Unlike Alberta, the regulation remains in place only until the last day of the current state of emergency. At the time of this writing, BC had extended its state of emergency to March 24, 2021.
But hold up—do I even need a Will?
Estate planning is becoming much more accessible and will become even more so if the COVID-19 signature and virtual witnessing amendments are made permanent.
But you may be wondering if you even need a Last Will and Testament in the first place. You may think you’re too young to need a Will, or that you don’t have enough assets to justify getting one.
The answer is that you probably do need a Will.
Here are some common milestones that signal the need for a Will:
- You’re married or in a common-law relationship
- You have children
- You have pets
- You own property
- Your net worth is climbing
Do I need a lawyer to prepare my Will?
No, you don’t need a lawyer to prepare your Will if it’s going to be simple and straightforward.
If you know your Will is going to be complicated because you have complicated family dynamics or you fit into the high-net-worth category, then you’ll probably want to seek legal advice.

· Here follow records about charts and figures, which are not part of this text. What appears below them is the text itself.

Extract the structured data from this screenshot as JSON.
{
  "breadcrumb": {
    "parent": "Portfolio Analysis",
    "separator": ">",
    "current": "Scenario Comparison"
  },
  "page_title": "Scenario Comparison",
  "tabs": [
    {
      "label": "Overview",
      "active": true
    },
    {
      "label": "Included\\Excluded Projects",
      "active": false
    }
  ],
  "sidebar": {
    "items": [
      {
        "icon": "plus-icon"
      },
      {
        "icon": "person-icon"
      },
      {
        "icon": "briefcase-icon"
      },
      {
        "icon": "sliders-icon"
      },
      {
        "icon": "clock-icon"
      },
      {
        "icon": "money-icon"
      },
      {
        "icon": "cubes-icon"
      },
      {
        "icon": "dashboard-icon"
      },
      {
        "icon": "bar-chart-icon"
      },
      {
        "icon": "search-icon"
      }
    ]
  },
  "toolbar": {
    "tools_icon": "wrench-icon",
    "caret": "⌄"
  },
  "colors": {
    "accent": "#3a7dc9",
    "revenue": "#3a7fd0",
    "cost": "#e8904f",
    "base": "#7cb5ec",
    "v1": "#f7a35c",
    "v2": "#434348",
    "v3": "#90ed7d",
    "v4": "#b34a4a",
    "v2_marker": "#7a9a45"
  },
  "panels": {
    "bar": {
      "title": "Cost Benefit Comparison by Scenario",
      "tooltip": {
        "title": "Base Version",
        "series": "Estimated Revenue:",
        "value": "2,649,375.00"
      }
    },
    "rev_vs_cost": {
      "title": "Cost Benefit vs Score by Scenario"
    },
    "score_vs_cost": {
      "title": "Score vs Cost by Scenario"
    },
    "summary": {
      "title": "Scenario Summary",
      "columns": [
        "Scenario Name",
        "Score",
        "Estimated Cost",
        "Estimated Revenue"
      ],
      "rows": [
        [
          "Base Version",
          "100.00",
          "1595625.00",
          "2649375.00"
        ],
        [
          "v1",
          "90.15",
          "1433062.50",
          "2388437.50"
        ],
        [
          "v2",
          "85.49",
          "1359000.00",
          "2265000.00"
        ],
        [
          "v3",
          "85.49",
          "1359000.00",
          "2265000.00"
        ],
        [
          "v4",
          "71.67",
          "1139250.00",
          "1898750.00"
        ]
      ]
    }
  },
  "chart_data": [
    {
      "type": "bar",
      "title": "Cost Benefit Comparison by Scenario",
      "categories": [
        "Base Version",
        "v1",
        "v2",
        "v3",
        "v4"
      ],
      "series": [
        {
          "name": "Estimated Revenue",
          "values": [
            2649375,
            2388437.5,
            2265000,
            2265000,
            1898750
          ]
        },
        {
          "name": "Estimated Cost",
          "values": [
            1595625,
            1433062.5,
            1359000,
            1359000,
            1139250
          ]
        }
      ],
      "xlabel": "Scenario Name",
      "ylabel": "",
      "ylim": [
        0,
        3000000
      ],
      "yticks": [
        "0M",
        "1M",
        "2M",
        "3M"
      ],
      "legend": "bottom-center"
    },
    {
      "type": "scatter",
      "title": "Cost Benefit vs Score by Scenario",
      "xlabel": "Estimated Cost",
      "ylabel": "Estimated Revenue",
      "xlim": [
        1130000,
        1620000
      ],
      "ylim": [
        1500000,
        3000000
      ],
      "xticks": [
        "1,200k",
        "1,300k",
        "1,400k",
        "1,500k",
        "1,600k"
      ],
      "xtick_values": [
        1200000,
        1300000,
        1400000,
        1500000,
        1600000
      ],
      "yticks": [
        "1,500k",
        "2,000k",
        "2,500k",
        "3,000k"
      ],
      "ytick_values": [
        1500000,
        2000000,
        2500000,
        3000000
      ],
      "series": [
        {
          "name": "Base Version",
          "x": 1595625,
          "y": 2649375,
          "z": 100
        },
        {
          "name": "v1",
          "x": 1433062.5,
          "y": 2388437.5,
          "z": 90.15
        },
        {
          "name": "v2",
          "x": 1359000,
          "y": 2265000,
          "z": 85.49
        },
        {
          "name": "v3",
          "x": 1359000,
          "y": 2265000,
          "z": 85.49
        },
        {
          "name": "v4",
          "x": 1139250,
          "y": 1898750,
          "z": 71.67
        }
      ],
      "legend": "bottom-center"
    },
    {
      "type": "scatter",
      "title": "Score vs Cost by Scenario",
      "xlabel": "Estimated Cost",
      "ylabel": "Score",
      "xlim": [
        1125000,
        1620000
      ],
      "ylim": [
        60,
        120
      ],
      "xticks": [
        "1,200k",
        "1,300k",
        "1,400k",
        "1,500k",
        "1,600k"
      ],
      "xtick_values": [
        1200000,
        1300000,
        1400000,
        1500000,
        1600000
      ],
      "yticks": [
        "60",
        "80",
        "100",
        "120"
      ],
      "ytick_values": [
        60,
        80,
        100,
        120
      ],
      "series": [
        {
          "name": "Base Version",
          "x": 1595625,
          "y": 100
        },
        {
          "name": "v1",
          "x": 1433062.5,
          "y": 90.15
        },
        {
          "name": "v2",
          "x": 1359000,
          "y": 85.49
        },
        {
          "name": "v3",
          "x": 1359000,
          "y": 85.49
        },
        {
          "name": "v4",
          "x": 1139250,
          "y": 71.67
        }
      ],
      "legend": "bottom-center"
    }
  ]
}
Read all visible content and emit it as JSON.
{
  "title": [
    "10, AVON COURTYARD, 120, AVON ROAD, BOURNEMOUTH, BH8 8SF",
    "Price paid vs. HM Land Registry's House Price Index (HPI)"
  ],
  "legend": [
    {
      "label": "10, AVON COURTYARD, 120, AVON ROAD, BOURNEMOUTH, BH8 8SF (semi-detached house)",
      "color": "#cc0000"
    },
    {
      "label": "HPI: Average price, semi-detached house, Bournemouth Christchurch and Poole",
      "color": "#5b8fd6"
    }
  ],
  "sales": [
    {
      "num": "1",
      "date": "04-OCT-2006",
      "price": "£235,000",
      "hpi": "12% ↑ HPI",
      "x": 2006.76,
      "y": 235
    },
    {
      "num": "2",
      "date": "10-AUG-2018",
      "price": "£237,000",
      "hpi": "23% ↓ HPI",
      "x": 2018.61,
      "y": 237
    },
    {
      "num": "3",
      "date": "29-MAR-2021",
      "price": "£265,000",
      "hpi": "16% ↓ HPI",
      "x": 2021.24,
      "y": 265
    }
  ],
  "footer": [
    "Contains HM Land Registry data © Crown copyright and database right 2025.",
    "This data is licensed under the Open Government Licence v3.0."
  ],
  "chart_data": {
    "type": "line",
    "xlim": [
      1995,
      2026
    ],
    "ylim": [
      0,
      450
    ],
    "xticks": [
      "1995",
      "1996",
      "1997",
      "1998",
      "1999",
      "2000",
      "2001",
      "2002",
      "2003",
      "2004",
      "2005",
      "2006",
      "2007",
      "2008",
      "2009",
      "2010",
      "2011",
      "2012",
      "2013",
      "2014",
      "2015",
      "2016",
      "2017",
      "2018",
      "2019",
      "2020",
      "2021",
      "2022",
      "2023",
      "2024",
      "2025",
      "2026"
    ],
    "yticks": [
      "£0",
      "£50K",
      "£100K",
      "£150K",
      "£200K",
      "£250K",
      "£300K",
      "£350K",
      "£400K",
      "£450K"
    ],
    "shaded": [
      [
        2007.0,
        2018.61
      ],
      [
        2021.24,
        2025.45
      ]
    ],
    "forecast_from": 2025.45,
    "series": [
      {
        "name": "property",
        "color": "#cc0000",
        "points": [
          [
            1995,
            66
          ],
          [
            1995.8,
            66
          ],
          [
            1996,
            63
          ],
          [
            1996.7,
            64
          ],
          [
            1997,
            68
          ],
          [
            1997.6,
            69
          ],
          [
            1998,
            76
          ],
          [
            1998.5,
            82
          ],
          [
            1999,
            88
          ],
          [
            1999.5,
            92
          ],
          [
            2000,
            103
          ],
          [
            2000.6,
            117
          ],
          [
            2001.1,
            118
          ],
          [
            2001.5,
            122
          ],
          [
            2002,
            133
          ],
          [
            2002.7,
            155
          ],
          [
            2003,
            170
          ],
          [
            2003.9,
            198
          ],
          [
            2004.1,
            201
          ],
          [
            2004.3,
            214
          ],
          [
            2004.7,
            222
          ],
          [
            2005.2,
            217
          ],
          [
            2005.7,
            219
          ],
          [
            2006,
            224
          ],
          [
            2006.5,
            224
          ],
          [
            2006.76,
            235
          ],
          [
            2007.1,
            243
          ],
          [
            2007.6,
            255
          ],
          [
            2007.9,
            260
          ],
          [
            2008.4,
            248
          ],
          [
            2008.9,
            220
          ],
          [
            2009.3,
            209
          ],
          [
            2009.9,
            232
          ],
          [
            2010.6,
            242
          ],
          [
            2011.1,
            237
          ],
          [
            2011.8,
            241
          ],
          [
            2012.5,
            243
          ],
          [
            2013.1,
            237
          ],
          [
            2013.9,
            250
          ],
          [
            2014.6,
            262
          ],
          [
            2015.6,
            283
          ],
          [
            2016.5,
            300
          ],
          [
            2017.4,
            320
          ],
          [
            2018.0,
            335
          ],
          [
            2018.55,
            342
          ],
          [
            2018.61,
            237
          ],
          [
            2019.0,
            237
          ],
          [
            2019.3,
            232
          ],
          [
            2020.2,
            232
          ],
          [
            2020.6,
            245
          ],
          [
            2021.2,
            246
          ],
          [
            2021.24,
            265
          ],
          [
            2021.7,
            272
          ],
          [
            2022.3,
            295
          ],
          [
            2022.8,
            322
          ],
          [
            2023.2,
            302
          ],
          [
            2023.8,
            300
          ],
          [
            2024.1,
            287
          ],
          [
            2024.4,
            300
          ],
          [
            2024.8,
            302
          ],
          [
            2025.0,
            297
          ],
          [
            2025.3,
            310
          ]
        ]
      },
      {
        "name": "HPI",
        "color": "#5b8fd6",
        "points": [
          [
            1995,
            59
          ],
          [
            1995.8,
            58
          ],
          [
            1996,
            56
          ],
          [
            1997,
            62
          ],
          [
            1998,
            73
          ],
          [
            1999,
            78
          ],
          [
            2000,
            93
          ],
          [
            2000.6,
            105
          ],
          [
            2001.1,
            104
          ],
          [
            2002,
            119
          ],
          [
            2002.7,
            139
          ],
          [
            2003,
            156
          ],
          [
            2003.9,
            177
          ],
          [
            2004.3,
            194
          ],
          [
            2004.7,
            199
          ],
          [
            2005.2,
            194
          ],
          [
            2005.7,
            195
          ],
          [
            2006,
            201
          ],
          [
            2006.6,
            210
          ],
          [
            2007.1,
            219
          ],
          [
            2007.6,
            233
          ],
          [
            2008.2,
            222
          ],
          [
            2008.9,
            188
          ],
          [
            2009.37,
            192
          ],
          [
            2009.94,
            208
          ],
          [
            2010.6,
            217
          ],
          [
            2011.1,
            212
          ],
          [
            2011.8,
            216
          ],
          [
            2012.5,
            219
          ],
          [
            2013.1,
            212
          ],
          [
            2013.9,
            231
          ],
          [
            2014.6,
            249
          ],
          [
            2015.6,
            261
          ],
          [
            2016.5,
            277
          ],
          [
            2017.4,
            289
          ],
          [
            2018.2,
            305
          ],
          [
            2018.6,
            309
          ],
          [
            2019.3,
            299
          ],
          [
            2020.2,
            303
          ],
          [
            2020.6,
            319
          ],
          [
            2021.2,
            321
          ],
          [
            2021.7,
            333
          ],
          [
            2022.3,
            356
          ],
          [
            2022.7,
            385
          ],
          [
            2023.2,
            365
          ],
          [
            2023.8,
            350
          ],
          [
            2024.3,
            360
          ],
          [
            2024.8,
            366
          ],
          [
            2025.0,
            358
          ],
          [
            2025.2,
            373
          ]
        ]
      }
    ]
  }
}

In some provinces, if you wanted to benefit from the remote witnessing rules you would need a lawyer to be one of the witnesses. But outside of these measures, you normally don’t need a lawyer to sign your Will.
How do I change my Will?
If you are looking to make some changes to your Will, you have a couple of options depending on who drafted your Will and when. If your Will was recently drafted by a lawyer and you are looking to make a minor change, the lawyer might suggest that you create a codicil. A codicil is a document attached to your original Will that describes all the changes you’d like to make.
When you draft your codicil, it needs to meet the same requirements as a Will. That means you’ll need to draft it and have it signed by two witnesses, one of whom is a lawyer––but you don’t need to use the same witnesses as your previous Will. If COVID-19 amendments are still in place, you’ll be able to have your codicil witnessed virtually.
Your codicil will refer to all previous versions of your Will when clarifying each amendment.
If you created your Will with an online service, you won’t be making a codicil. You will be making a new Will that, when printed and signed, will replace your old Will.
Here are some signs you should update your Will:
- You get married or divorced
- You enter into a new common-law partnership
- You buy new property
- You have kids
- You start a business
- You come into a large sum of money
- You want to switch your executor
- You want to add or subtract any beneficiaries
- Your spouse dies
While the law may be slow to catch up with technology, innovation is happening within estate planning. The jury is out on whether or not COVID-19 amendments to virtual witnessing and signatures will remain permanent, but we find ourselves asking: Will we really be required to print and sign Wills and Powers of Attorney in five years? Ten years? We’d be surprised if it were true.